An interesting thing came up as a result of that survey. I realized that with a single possible exception, no battleship ever sank another battleship in a pure surface action.

No battleships were sunk at Jutland, although several battlecruisers went down there. In WWIII, of the five capital ships which went down in purely surface action, three of them (Hood, Scharnhorst, and Kirishima) were actually battlecruisers. The two battleships which went down in a pure surface confrontation against other battleships were the sister-ships Fuso and Yamashiro, in the same battle at Surigao Straight. Yamashiro was broken in two by destroyer-fired torpedos, but Fuso managed to steam within range of the old US battlewagon line. They managed to fire off over 250 14- and 16-inch rounds in addition to the fusillade of eight cruisers. Fuso was a pretty well put-together ship which should have been able to withstand 6- and 8-inch shells, so it is widely thought that the killing blows came from the American BBs.

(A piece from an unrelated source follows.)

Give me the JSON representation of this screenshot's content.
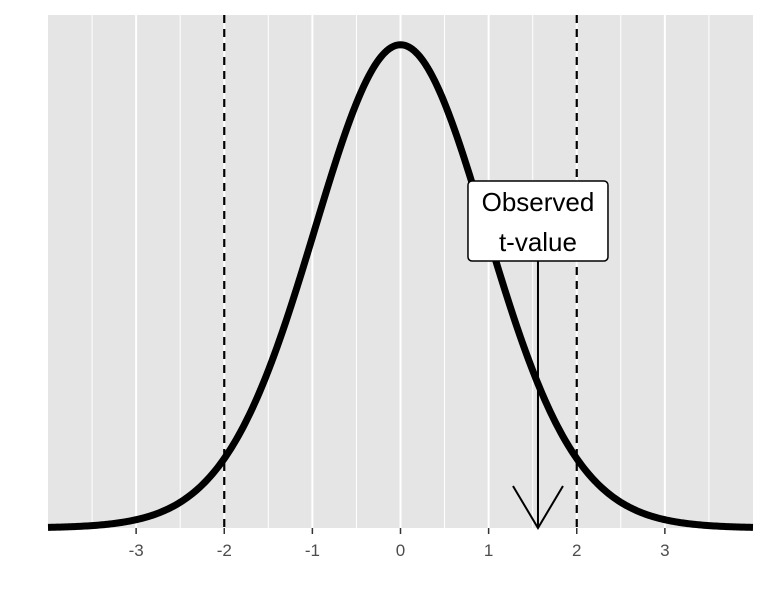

Interestingly, two of the American battleships at Surigao, West Virginia and California, were sunk at Pearl Harbor and re-floated. Thus it can be said that the only battleship which was sunk by other battleships in a pure surface action was sunk with the help of two already-sunken battleships!

(The Bismarck may also qualify as a surface-sinking except for two important things. She was caught because British torpedo planes managed a lucky hit which disabled Bismarck’s rudder, and it’s beginning to look as if she finally went down because she was scuttled.)

(You may also notice that I claimed that I identified every post-dreadnought sinking. In fact I did, including the battleship and battlecruiser losses of WWI, but for some idiotic reason I failed to save the results before I hit the submit button. All that research became hamster food, and hell if I’m going to do it again.)

Oops, I forgot to mention that there is some remaining controversy about the Surigao Straight. The first question is which battleship actually managed to have its T capped by Jesse Oldendorf’s battleships–since Fuso and Yamashiro were sister ships and both sank that night there is some debate over which ship actually made it within range of the American BBs. Second, some accounts claim that both ships took torpedo hits.

As a testament to the almost unbelievable durability of battleships, it’s worth mentioning that after one of the two sister ships was broken in half it seems that both sections remained afloat, and the aft section appears to have remained partially navigable and underway for some two thousand yards.